Les risques de commettre une « erreur », telle que celle commise par George Zimmerman à l’endroit de Trayvon Martin, sont importants. Comme les membres des groupes de surveillance ne sont pas supposés intervenir de manière active lorsqu’un crime est commis, ceux-ci ne reçoivent guère de formation les outilla pour savoir comment agir, pour gérer leur nervosité ou pour neutraliser un individu sans arme. Aussi, les membres de ces groupes ne sont pas entrainés à exercer leur jugement dans une situation stressante. Le contenu des formations soulève de nombreuses interrogations. En effet, à l’heure actuelle, les corps policiers locaux ont pour tâche d’apprendre au « Neighborhood Watch » à identifier des individus et des comportements suspects et menaçants. 
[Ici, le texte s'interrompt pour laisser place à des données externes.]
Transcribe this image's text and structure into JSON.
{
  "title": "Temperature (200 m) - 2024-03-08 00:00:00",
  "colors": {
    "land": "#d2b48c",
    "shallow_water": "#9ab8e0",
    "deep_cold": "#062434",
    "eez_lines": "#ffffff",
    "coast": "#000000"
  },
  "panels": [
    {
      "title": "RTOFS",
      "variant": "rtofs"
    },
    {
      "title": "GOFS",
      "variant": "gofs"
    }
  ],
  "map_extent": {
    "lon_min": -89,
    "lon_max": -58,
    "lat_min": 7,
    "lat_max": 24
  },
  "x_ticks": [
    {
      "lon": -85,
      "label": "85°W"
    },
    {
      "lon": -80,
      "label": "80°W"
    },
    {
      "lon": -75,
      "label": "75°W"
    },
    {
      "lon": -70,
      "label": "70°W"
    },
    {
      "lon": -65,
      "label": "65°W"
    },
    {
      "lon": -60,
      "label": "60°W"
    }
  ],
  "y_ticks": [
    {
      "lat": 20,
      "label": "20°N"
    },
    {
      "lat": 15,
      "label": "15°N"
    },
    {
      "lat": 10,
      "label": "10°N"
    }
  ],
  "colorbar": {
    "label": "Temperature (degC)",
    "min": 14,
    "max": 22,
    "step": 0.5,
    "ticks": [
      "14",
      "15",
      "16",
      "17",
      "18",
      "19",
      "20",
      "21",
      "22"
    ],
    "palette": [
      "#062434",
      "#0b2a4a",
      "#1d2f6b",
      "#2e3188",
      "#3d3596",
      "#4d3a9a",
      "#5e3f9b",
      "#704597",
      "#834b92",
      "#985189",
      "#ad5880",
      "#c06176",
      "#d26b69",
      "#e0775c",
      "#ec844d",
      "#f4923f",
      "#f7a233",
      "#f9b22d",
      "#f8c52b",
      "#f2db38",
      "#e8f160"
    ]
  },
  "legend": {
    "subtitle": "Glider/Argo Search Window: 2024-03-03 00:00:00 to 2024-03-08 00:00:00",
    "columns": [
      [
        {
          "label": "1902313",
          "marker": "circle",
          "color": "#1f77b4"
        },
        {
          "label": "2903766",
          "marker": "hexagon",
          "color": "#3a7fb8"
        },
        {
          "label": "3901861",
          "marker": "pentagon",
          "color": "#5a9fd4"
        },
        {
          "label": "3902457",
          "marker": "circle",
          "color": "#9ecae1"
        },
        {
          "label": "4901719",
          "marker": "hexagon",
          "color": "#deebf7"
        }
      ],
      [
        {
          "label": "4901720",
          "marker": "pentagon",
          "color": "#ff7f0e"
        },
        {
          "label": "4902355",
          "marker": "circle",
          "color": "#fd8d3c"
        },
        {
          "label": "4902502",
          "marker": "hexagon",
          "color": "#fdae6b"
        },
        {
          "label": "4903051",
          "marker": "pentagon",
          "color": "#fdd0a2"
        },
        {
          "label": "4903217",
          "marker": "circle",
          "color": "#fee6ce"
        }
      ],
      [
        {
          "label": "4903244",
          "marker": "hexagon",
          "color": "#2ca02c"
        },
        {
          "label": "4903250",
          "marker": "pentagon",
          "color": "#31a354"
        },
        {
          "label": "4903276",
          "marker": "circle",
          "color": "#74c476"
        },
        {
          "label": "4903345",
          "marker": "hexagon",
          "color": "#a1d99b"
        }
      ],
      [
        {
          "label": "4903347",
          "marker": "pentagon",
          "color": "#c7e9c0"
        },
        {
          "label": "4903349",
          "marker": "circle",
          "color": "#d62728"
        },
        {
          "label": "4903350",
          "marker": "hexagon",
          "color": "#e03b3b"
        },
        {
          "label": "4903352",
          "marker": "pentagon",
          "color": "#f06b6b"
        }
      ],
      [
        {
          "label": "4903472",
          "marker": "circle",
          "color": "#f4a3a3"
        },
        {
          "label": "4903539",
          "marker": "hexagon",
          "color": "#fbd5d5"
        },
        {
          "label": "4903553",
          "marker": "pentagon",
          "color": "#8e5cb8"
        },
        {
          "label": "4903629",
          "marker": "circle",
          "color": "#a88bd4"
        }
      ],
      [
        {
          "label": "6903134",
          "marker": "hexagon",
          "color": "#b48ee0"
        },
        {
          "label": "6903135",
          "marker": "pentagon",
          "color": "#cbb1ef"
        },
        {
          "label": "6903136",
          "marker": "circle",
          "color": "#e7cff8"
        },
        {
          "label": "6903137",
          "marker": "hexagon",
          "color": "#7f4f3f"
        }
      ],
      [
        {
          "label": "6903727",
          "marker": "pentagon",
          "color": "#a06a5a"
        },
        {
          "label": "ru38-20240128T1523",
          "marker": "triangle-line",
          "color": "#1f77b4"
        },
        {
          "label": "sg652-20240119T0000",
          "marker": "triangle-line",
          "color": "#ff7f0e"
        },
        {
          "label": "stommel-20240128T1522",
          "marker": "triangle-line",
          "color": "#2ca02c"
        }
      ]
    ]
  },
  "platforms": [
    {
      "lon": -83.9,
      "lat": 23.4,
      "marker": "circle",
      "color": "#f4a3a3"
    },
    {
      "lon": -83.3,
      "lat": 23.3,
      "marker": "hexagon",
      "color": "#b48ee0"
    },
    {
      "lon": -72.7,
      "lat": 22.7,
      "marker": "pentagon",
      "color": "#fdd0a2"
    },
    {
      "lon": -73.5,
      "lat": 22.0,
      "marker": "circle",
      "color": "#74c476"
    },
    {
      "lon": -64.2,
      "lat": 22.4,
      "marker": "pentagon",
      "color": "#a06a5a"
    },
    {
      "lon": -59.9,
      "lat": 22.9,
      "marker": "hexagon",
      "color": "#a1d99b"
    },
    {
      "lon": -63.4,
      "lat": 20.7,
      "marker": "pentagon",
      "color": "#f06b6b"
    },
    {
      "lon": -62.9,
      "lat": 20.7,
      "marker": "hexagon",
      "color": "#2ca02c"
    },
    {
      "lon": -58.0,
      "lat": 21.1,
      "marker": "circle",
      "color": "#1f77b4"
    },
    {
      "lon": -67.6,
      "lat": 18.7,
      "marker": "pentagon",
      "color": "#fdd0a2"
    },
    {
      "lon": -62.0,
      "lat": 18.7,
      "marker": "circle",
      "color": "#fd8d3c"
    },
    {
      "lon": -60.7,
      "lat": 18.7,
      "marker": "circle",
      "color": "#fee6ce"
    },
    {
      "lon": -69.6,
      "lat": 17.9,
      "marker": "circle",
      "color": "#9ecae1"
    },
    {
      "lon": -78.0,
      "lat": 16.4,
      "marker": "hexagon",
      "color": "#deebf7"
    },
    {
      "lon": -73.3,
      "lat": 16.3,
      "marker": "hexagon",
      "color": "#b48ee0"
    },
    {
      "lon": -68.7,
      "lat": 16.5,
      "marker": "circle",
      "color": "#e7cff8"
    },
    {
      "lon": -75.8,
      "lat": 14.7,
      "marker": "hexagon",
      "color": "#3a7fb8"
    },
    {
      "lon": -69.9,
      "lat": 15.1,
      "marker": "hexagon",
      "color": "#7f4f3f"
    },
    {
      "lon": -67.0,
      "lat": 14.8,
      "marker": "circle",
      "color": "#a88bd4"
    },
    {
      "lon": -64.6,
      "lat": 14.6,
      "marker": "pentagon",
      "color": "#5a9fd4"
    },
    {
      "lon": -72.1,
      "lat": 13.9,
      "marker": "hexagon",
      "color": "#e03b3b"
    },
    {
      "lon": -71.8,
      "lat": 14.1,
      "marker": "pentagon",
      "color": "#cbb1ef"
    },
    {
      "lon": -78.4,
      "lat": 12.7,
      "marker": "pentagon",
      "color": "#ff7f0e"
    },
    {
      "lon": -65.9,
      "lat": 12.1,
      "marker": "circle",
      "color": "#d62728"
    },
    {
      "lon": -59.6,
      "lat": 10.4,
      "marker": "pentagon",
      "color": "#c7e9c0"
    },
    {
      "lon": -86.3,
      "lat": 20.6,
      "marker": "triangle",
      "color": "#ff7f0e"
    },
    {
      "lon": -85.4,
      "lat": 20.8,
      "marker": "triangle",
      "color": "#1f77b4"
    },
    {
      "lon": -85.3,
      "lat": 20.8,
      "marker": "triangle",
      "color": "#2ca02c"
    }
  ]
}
Néanmoins, l’absence de connaissance approfondie de l’environnement dans lequel ils évoluent semble ouvrir la porte aux références collectives stéréotypées de ce qu’est une « menace ». Les propos de Ann Coulter illustrent bien pourquoi il est dangereux de baser son jugement (en tant que surveillant couvert par la loi « Stand your Ground ») : « Why do you suppose there would be a generalized fear of young black males? What might that be based on? Throw us a bone. It’s because a disproportionate number of criminals are young black males. »

Pourquoi George Zimmerman a décidé de suivre Trayvon Martin ? Parce qu’il incarnait, selon ses propres standards, une menace potentielle. La question n’est donc pas de savoir si George Zimmerman était raciste, mais plutôt de savoir si le profilage racial, comme mode de surveillance, est acceptable.